On the Importance of Getting Things Done in Politics

I’m currently in the middle of reading Robert Caro’s first book, The Power Broker: Robert Moses and the Fall of New York. I’ll be blogging intermittently about this wonderful book over the next few weeks. Expect a few of those posts to be focused on drawing writing lessons from this wonderful author.
But a relatively early in the book, only 129 pages into it in other words, a paragraph jumped out at me that struck me as very relevant today: on the importance of finding the right balance between ideals in politics and accomplishing something in politics. The paragraph occurs in a chapter about Al Smith, the longtime governor of New York. He was not an intellectual, didn’t like to read it all, but was nevertheless very intelligent and shrewd. And what he understood most of all how to get things done. And that meant he sometimes lost patience with people who fought so hard for their ideals that they missed opportunities to implement policies that improve upon existing policies.

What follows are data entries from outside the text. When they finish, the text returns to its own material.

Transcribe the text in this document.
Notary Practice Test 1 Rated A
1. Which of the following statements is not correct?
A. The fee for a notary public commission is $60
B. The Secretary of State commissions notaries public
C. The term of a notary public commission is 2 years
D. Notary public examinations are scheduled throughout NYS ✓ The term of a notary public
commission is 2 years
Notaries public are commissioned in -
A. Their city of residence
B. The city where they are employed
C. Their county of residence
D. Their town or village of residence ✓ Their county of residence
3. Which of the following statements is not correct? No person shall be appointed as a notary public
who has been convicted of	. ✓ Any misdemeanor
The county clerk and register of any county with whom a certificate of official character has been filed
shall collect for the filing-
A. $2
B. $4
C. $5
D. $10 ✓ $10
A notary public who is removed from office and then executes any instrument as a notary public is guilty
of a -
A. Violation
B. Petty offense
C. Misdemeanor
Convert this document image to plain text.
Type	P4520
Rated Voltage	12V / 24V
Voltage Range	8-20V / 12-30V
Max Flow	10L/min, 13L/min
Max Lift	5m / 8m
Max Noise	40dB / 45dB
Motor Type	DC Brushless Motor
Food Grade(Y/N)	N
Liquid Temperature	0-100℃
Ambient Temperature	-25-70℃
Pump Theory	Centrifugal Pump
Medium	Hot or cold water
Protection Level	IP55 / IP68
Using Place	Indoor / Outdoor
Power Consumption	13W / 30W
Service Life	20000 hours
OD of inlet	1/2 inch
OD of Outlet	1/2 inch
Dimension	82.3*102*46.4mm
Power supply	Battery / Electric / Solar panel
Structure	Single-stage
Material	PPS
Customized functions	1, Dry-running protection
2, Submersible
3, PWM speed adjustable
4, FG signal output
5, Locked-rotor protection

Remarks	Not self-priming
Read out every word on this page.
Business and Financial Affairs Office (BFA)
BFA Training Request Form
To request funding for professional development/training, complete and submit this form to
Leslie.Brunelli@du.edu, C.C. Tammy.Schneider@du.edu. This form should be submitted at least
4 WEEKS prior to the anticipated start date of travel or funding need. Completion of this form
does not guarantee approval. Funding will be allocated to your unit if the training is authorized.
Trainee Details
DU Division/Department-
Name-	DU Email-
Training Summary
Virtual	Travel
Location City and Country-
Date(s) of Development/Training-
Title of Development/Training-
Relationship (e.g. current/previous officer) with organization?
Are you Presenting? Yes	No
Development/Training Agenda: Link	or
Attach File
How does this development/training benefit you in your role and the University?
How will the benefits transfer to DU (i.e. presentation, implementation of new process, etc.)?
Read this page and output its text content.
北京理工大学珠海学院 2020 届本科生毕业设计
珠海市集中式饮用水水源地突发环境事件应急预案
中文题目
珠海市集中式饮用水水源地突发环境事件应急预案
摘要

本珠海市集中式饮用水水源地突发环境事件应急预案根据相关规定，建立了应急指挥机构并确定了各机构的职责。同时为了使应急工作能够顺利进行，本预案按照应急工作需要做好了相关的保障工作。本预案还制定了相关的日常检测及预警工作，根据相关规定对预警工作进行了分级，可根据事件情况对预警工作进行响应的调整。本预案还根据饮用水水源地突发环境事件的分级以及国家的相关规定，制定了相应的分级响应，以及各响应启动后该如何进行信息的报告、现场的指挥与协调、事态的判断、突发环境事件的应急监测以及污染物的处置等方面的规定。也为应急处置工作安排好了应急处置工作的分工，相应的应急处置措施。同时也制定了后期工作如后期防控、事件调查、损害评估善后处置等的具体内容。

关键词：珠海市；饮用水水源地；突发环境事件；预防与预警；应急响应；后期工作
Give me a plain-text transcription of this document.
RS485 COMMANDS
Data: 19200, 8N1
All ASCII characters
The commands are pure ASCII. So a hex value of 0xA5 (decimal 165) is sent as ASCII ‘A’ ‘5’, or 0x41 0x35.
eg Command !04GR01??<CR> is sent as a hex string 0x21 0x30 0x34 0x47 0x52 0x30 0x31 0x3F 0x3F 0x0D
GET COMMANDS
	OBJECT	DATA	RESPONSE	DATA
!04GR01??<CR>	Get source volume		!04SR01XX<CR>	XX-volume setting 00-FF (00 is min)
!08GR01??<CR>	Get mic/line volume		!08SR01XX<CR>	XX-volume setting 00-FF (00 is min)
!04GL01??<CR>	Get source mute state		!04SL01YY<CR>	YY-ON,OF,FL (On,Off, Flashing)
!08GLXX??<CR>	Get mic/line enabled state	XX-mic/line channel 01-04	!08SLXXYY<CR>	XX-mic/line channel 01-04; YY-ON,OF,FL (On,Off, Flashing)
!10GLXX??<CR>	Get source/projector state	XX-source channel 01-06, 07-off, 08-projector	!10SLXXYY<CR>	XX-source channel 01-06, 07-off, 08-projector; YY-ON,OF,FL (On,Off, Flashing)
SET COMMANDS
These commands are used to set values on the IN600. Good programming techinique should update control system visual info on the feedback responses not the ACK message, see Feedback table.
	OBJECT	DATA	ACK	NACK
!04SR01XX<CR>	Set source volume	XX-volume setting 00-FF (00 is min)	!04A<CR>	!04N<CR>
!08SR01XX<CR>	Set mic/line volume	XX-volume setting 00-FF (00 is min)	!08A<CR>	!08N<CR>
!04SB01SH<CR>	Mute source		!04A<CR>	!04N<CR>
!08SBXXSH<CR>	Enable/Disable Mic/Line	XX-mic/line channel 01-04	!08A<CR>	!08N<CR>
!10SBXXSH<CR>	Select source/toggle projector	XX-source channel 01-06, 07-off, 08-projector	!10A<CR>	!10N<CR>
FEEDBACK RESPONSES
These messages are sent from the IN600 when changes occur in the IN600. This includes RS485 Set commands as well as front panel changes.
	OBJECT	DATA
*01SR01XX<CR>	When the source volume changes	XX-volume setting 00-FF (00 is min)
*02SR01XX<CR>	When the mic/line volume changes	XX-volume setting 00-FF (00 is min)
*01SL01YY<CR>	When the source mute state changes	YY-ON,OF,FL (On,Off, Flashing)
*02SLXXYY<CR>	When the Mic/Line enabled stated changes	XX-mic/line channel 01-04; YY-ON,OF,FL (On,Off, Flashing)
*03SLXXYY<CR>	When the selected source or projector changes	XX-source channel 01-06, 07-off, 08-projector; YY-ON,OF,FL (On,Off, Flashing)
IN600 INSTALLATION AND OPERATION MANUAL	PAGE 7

He has no patience for reformers who, unlike Belle Moskowitz, didn’t understand the importance of practical politics and getting things done, who refused to compromise, who insisted on having the bill as it is written, who raged loudly at injustice, who fought single-mindedly for an unattainable ideal. Their pigheadedness had the effect of dragging to political destruction politicians who listened to them, of ruining careers men had taken years to build. He had seen it happen. And more important, what was the inevitable result of their efforts? Since they refused to compromise and operate within the political framework – the only framework within which their proposals could become reality – the laws they proposed were never enacted, and therefore at the end of their efforts the people they had wanted to help, the people he knew so well needed help, hadn’t been helped at all. If anything, they had been hurt; the stirring up of hard feelings and bitterness delayed less dramatic but still useful reforms that might have been enacted. When the reformers were finished with all their hollering and were back in their comfortable homes, the widows of the Fourth Ward would still be forced to give up their children before they could get charity. What good was courage if it’s only effect was to hurt those you are trying to help?

I do love the writing of this paragraph – the back and forth between long and short sentences, for example. The rather than dwell on the writing per se, it’s the idea here worth noting right now: political courage doesn’t mean being unwilling to compromise. It means doing what you can, within the political realities you inherit, to make the world a better place.